An acoustic sensor listens for the telltale sound of grains of sand or similar dirt and, if detected, gives several extra cleaning runs over an area as you might do with a manual vacuum cleaner.
An optical sensor attempts to detect pet hair or fur and, if encountered, provides a bit more suction power to make sure it’s all picked up.
Dirt disposal

IRobot’s Roomba i7+ and dirt-disposal dock.
The dirt bin on a robot vacuum cleaner isn’t very large, and most owners know the frustration of getting an app alert on their phone when they are away from home telling them the cleaning won’t be completed because they forgot to empty the bin.
It’s not only a hassle but a dusty and messy job that iRobot seeks to eliminate with its new dirt-disposal docking station.
The unit is essentially an upright vacuum cleaner built into the dock. When the i7+ comes back to base, a port on its base aligns with one on the dock and a vacuum in the dock starts up, sucking the dirt out of the robot. In a demonstration it took just a few seconds.

IRobot’s Roomba i7+
The base station contains its own dust bag that collects the dirt from the vacuum cleaner. It will hold about 30 times the volume of the vacuum cleaner’s own dirt box. The bag promises to eliminate the problem of dust re-entering your room’s air when you dump the bin.

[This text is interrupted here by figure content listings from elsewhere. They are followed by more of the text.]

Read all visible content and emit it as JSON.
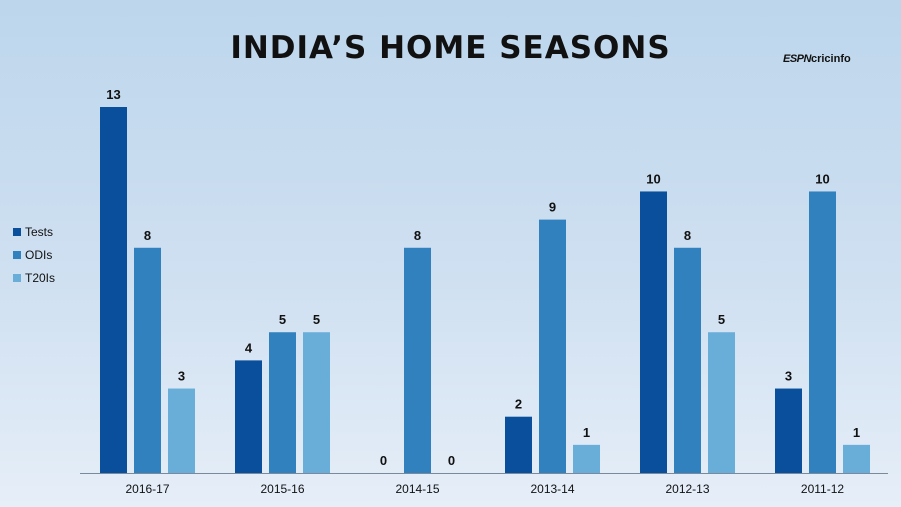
{
  "title": "INDIA’S HOME SEASONS",
  "brand": {
    "espn": "ESPN",
    "cricinfo": "cricinfo"
  },
  "colors": {
    "tests": "#0a4f9c",
    "odis": "#3281bf",
    "t20is": "#69aed9",
    "axis": "#7a8a9a"
  },
  "chart_data": {
    "type": "bar",
    "title": "INDIA’S HOME SEASONS",
    "xlabel": "",
    "ylabel": "",
    "ylim": [
      0,
      13
    ],
    "grid": false,
    "legend": "left",
    "categories": [
      "2016-17",
      "2015-16",
      "2014-15",
      "2013-14",
      "2012-13",
      "2011-12"
    ],
    "series": [
      {
        "name": "Tests",
        "values": [
          13,
          4,
          0,
          2,
          10,
          3
        ]
      },
      {
        "name": "ODIs",
        "values": [
          8,
          5,
          8,
          9,
          8,
          10
        ]
      },
      {
        "name": "T20Is",
        "values": [
          3,
          5,
          0,
          1,
          5,
          1
        ]
      }
    ]
  }
}
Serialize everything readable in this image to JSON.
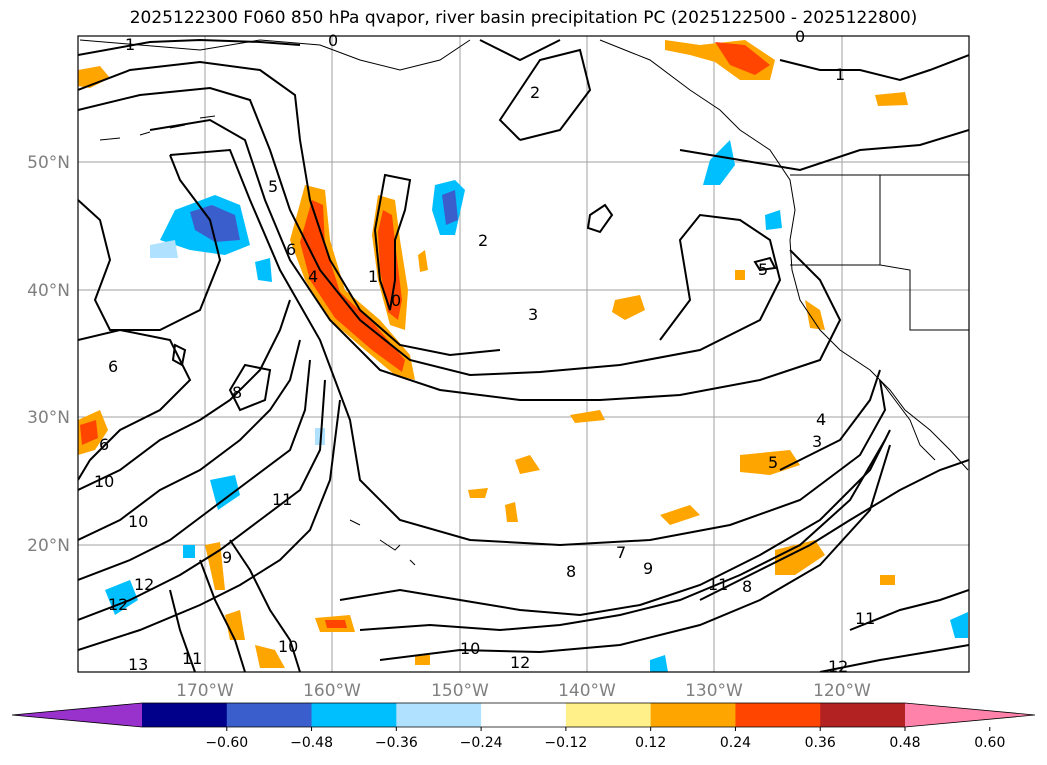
{
  "title": "2025122300 F060 850 hPa qvapor, river basin precipitation PC (2025122500 - 2025122800)",
  "lat_labels": [
    "50°N",
    "40°N",
    "30°N",
    "20°N"
  ],
  "lon_labels": [
    "170°W",
    "160°W",
    "150°W",
    "140°W",
    "130°W",
    "120°W"
  ],
  "contour_labels": [
    "1",
    "0",
    "2",
    "5",
    "6",
    "4",
    "1",
    "0",
    "2",
    "3",
    "5",
    "6",
    "8",
    "6",
    "10",
    "10",
    "11",
    "9",
    "12",
    "12",
    "13",
    "11",
    "10",
    "10",
    "12",
    "7",
    "8",
    "9",
    "11",
    "8",
    "11",
    "12",
    "4",
    "3",
    "5",
    "1",
    "0"
  ],
  "colorbar": {
    "ticks": [
      "−0.60",
      "−0.48",
      "−0.36",
      "−0.24",
      "−0.12",
      "0.12",
      "0.24",
      "0.36",
      "0.48",
      "0.60"
    ],
    "colors": [
      "#9932cc",
      "#00008b",
      "#3a5fcd",
      "#00bfff",
      "#b0e2ff",
      "#ffffff",
      "#fff08a",
      "#ffa500",
      "#ff4500",
      "#b22222",
      "#ff82ab"
    ],
    "extend": "both"
  },
  "fill_colors": {
    "orange": "#ffa500",
    "red": "#ff4500",
    "yellow": "#fff08a",
    "darkred": "#b22222",
    "blue": "#3a5fcd",
    "cyan": "#00bfff",
    "lightblue": "#b0e2ff"
  }
}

Smart assistant compatibility
The Roomba i7+ is compatible with both Amazon Alexa and Google Assistant. It can be triggered to clean specific rooms with a voice command.
Price and availability
The iRobot Roomba i7+ will be available September 12 at a price of $949, including the dirt-disposal dock. The vacuum cleaner with a conventional charging dock will cost $699, and the dirt-disposal dock will $299 if purchased separately. The latter dock mates with a port on the new vacuum cleaner, so it cannot be used with existing Roomba vacuum cleaners.